Sensitive content detection in Safetica 10

Information in this article applies to Safetica 10 or older.

In Safetica 10, we made a great technological leap and replaced our existing sensitive content detection with a more accurate and powerful one.

In this article, you will learn:

How does the new sensitive content detection work?
Where to configure the new sensitive content detection?
For what file types can you launch sensitive content detection?
How to exclude certain content from analysis?
What does the admin see in logs?

How does the new sensitive content detection work?

Safetica now runs with a completely new content core and text parsers that support more file types than the previous technology.

You can now gain a more granular control of what specific file types (such as .docx and .xmlx) are analyzed for sensitive content in your company. This way, you unburden your environment, because all other files are not analyzed. At the same time, results are more accurate, since they only come from the files types specified.

Where to configure the new sensitive content detection?

As before, you can configure content detection in Safetica Management Console in Protection > Data categories. Just select a sensitive content data category in the list on the left or create a new one, and click the Configure data category button.

In the next step, you will see new options available under the detection rule configuration: Optical character recognition and Extensions. The sliders are independent of each other.

Note: For the OCR scan, .docx is not included in the Recommended file types option.

For what file types can you launch sensitive content detection?

With the Extensions slider, you can specify what types of files need to be analyzed for sensitive info defined by the detection rule above.

The slider offers the following options:

Extension setting	Description
Recommended	This option includes about 30 recommended “best practice” file types that we support. Recommended extensions are supported on all endpoints with installed Safetica Client. txt, .xml, .html, .htm, .rtf, .zip, .csv, .pdf, .doc, .docx, .docm, .xls, .xlsx, .xlsm, .ppt, .pptx, .pptm, .pps, .ppsx, .ppsm, .msg, .eml, .one, .odt, .ods, .odp, .md, .epub, With enabled OCR: .png, .tiff, .jpg, .jpeg, .jpe, .bmp
All	This option launches sensitive content detection for all files for which it is technically possible. That does not mean, however, that we are able to extract sensitive data from any file – the text parsers just support a more extensive set of file types than the Recommended option. Using this option may impact endpoint performance. .doc, .dot, .docx, .docm, .dotx, .dotm, .txt, .odt, .ott, .rtf .pdf .xhtml, .mhtml, .md, .xml .chm, .epub, .fb2 .xls, .xlt, .xlsx, .xlsm, .xlsb, .xltx, .xltm, .ods, .ots, .csv, .xla, .xlam Excel Open XML Macro-Enabled Add-In Apple iWorks Numbers .ppt, .pps, .pot, .pptx, .pptm, .potx, .potm, .ppsx, .ppsm, .odp, .otp .pst, .ost, .eml, .emlx, .msg .one .zip, .rar, .tar, .gz, .bz2 ADO.NET
Custom	This option allows you to specify exactly in what file types sensitive content will be detected.

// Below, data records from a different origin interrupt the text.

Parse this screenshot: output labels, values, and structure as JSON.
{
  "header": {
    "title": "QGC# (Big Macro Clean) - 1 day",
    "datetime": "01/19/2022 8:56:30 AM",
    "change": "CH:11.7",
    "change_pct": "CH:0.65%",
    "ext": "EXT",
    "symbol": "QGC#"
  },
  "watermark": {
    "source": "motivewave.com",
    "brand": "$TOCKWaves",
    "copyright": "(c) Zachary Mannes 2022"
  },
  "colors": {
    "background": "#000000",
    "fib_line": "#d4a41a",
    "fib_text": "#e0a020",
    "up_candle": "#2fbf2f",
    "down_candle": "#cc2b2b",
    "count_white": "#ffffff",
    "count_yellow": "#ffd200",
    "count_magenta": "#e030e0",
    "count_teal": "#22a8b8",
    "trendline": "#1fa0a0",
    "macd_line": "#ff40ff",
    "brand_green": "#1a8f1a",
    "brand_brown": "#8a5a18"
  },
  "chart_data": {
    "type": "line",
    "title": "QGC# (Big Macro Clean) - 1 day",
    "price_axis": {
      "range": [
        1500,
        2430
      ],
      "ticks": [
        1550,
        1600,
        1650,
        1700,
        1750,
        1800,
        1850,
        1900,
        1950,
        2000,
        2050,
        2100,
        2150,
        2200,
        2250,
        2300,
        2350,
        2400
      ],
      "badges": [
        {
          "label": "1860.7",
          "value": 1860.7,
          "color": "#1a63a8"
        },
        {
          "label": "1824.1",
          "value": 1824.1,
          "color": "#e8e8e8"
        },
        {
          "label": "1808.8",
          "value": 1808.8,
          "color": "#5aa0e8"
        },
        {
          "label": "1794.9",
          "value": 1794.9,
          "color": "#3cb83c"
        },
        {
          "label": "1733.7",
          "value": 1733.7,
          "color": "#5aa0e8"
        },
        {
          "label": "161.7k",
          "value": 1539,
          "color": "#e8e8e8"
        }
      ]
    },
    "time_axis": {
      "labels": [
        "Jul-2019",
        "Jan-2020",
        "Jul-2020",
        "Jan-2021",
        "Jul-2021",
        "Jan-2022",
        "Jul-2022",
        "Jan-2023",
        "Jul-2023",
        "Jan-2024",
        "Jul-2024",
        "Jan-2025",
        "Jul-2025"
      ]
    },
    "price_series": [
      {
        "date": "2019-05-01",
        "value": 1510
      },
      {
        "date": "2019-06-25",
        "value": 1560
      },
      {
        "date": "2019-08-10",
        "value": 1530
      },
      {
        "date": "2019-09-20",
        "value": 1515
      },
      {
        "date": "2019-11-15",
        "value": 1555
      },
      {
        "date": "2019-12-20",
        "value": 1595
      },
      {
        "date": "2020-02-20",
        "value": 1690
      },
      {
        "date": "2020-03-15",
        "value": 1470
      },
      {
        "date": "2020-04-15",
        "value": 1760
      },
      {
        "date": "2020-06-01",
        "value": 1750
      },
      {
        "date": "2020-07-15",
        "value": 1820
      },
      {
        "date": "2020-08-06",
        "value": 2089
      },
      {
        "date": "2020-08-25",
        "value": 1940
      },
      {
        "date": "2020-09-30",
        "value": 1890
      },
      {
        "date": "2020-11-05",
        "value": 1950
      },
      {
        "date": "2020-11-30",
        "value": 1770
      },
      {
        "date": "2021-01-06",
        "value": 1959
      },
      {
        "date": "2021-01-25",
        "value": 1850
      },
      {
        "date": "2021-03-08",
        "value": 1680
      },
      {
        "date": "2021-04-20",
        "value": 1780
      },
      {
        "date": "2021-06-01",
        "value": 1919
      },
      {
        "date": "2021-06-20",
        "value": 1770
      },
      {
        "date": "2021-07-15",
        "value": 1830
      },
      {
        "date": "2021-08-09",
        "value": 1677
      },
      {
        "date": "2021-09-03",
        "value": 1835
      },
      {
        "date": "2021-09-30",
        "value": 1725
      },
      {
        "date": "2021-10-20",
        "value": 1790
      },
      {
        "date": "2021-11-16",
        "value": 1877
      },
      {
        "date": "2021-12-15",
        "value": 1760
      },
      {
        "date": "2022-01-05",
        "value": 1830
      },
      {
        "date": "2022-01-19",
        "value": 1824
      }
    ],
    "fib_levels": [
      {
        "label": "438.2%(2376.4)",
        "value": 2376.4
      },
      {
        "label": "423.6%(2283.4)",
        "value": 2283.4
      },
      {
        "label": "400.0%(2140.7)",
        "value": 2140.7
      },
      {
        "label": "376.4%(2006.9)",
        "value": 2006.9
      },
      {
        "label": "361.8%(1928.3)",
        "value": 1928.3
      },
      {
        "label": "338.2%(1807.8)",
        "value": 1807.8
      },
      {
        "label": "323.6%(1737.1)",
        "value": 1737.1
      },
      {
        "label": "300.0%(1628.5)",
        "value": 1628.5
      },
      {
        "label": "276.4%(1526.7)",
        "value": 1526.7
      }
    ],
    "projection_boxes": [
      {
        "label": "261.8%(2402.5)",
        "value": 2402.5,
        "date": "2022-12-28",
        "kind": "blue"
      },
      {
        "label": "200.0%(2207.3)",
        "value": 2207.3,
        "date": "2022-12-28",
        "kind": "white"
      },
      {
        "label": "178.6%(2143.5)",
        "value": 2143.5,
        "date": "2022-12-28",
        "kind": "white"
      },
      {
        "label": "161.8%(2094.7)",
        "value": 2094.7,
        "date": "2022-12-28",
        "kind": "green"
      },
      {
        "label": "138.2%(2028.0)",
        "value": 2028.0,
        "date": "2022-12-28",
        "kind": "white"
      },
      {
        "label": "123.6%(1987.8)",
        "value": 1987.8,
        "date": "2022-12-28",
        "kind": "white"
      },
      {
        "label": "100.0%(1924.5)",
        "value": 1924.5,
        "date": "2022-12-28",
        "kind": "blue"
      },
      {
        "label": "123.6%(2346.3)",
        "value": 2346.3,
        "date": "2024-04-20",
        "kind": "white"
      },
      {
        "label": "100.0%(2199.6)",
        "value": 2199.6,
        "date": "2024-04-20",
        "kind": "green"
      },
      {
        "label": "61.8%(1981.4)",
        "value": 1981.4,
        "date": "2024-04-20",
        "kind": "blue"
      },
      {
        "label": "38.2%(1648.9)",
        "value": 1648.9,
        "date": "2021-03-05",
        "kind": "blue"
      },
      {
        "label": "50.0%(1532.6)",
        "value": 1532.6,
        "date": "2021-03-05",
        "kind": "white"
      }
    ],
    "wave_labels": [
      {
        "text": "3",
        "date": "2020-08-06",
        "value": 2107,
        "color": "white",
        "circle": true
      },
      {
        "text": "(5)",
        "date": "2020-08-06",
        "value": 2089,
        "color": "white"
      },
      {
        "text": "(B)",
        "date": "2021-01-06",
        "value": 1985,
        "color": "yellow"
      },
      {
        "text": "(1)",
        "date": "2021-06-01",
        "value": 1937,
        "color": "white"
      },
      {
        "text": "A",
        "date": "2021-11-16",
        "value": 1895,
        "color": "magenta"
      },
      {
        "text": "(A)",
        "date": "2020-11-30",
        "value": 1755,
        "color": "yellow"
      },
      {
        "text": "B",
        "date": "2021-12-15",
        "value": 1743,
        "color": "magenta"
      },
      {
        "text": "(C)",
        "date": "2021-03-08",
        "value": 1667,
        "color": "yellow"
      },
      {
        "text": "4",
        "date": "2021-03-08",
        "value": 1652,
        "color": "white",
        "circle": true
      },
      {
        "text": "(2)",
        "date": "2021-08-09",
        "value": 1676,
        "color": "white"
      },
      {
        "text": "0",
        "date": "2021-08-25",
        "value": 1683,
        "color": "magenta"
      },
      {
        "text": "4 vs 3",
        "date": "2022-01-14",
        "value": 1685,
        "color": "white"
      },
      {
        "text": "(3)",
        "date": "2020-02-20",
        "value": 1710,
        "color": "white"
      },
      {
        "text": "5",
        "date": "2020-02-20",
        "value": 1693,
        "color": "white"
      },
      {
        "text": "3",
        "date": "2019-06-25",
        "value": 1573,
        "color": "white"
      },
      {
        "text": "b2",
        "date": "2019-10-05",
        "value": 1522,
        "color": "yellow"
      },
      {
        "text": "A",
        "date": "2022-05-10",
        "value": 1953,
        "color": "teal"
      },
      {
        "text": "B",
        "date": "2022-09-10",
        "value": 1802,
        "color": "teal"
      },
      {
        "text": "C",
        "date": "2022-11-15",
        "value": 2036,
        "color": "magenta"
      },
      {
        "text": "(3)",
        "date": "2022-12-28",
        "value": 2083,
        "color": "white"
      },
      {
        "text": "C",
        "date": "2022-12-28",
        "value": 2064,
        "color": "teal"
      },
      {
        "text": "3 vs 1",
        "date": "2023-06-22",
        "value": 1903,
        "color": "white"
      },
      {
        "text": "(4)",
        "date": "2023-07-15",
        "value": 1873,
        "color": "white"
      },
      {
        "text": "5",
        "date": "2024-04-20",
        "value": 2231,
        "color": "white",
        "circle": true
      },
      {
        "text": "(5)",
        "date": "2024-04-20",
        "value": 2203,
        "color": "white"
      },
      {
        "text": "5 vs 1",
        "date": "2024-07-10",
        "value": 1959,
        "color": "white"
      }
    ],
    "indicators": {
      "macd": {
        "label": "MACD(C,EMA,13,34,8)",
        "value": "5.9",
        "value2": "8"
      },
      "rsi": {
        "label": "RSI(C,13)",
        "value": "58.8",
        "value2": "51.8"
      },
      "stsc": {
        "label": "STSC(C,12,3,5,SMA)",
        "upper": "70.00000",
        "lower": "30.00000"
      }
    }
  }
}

You can specify either individual extensions or extension categories. Files of all other types will be skipped. This option is best used when you want to optimize endpoint performance and only analyze files that are necessary.

If you have several data categories set up with different extensions, Safetica will inspect all the file types.

How to exclude certain content from analysis?

Safetica 10 can skip content analysis for some files:

You need to create a general "allow" policy.
The exclusion will only work for the following policy rules:
- Cloud drives
- Upload to file share
- Upload to web mail
- Upload
- Email
- Instant messaging
- External devices
- Network file share
- Remote transfer
The policy must be placed above all sensitive content policies in the list.

The content analysis exclusion also applies to Safetica Zones.

What does the admin see in logs?

Results from our new sensitive content detection are visible in Safetica Management Console. Go to Protection > DLP logs > the Records table.

In the Sensitive content column, you will see:

whether any sensitive data was found in a particular file
whether the content detection finished completely or only a part of the file was analyzed

For now, if any of the time limits mentioned below are exceeded, sensitive content detection is stopped. If no problem is found in the analyzed part of the file, the action is allowed.

You will see the reason why a partial analysis did not finish after clicking the Details link in the Details column:

Partial scan reasons	Description
Scan timed out	The maximum time reserved for searching sensitive data in a file was exceeded.
Scan for user action timed out	The time limit for sensitive content detection initialized by user actions is very short (a few seconds), so that users do not need to wait long for the results. If the analysis does not finish in time, a partial result with this message is returned.
Text parsing timed out	The time limit was exceeded even before any text was parsed. This can happen, for example, when trying to parse unsupported formats or in extremely busy endpoints, when the system prioritizes other tasks, so the detection does not even start.